软绵绵地回答完,占色往后一倒,就姿势不雅地仰躺在了床上。面前这个与她天天相处的朋友,她突然有种莫名的生疏感。生疏得没办法再像以前那样对她倾吐心事了。
“色妞,不舒服?”
“嗯。”
“哪不舒服?”
“哪都不舒服。”
“我陪你去看看医生?”
“得了,只有银行才能拯救我。”直勾勾看着天花板,占色觉得她脑门儿在灌风,现在最需要的就是好好睡一觉,理清楚明儿怎么向王老板交代。
“……色妞?”
“嗯?”
“……”欲言又止,杜晓仁最终什么也没说,“那你好好睡吧。”
她怎么了?
对这个问题,占色就纠结了一下。
因为她有比这事儿更头痛的问题——睡不着,要数羊。
次日。
周六,少教所放假。
占色顶着俩黑眼圈儿,找了件朴素得近乎‘乡土气’的衣服,在镜子面前捯饬了好半天儿,终于把自己打扮成了一个面容憔悴、毫不起眼、没有半点儿姿色的平庸女人,然后才出了门儿。
章中凯在门外等着她。
他借来的车,还是上次被权少皇擦刮过那辆别克。当时铁手赔给的钱不少,他拿到后一分不留地全给了车主同事。因此,一次小小的事故,并没有影响到他再次借车的信誉。

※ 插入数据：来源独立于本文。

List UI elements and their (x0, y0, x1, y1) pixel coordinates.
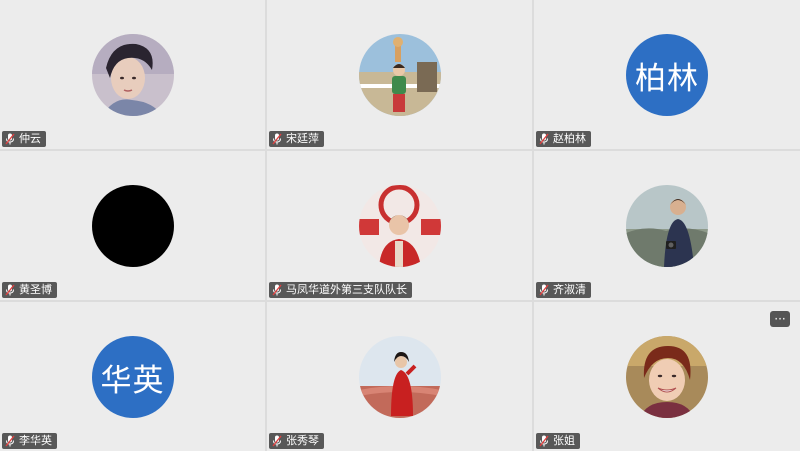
avatar (358, 336, 441, 418)
participant-name: 赵柏林 (553, 132, 586, 145)
avatar (91, 34, 174, 116)
participant-name: 李华英 (19, 434, 52, 447)
mic-icon (5, 284, 15, 296)
participant-nametag: 宋廷萍 (269, 131, 324, 147)
woman-camera-icon (626, 185, 708, 267)
mic-icon (272, 284, 282, 296)
participant-tile-2[interactable]: 柏林 赵柏林 (534, 0, 800, 149)
woman-volunteer-icon (358, 185, 441, 267)
avatar-initials: 柏林 (635, 60, 699, 97)
avatar (358, 185, 441, 267)
participant-name: 齐淑清 (553, 283, 586, 296)
participant-tile-0[interactable]: 仲云 (0, 0, 265, 149)
participant-tile-6[interactable]: 华英 李华英 (0, 302, 265, 451)
participant-nametag: 张姐 (536, 433, 580, 449)
avatar-text-circle: 华英 (91, 336, 174, 418)
mic-icon (272, 435, 282, 447)
avatar (626, 336, 708, 418)
participant-tile-5[interactable]: 齐淑清 (534, 151, 800, 300)
mic-icon (5, 435, 15, 447)
participant-tile-7[interactable]: 张秀琴 (267, 302, 532, 451)
participant-tile-8[interactable]: ··· 张姐 (534, 302, 800, 451)
mic-icon (539, 284, 549, 296)
woman-red-coat-icon (358, 336, 441, 418)
participant-name: 宋廷萍 (286, 132, 319, 145)
participant-name: 张秀琴 (286, 434, 319, 447)
avatar-blank (91, 185, 174, 267)
more-options-button[interactable]: ··· (770, 311, 790, 327)
participant-name: 黄圣博 (19, 283, 52, 296)
woman-outdoor-icon (358, 34, 441, 116)
avatar (626, 185, 708, 267)
participant-tile-3[interactable]: 黄圣博 (0, 151, 265, 300)
participant-nametag: 齐淑清 (536, 282, 591, 298)
avatar (358, 34, 441, 116)
woman-portrait-icon (91, 34, 174, 116)
participant-nametag: 仲云 (2, 131, 46, 147)
avatar-initials: 华英 (100, 362, 165, 399)
participant-name: 马凤华道外第三支队队长 (286, 283, 407, 296)
participant-name: 张姐 (553, 434, 575, 447)
woman-smiling-icon (626, 336, 708, 418)
mic-icon (272, 133, 282, 145)
video-grid: 仲云 宋廷萍 柏林 赵柏林 黄圣博 马凤华道外第三支队队长 齐淑清 华英 李华英… (0, 0, 800, 451)
participant-nametag: 马凤华道外第三支队队长 (269, 282, 412, 298)
mic-icon (539, 133, 549, 145)
mic-icon (539, 435, 549, 447)
participant-nametag: 赵柏林 (536, 131, 591, 147)
participant-tile-4[interactable]: 马凤华道外第三支队队长 (267, 151, 532, 300)
mic-icon (5, 133, 15, 145)
participant-nametag: 张秀琴 (269, 433, 324, 449)
participant-tile-1[interactable]: 宋廷萍 (267, 0, 532, 149)
participant-nametag: 李华英 (2, 433, 57, 449)
avatar-text-circle: 柏林 (626, 34, 708, 116)
participant-name: 仲云 (19, 132, 41, 145)
participant-nametag: 黄圣博 (2, 282, 57, 298)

两个人先去了出租屋,接上了鲁有德和俞亦珍,然后才往王老板下榻的酒店赶。
大概章中凯的‘有车有房’和青年才俊的形象影响到了鲁有德,一路上他虽然也叨叨了几句占色的不是,却也没忘记客气地恭维和巴结章中凯这个‘富二代’。当然,在鲁有德的眼睛里,别克和宝马奔驰并没有什么差别,因为他压根儿都不认得。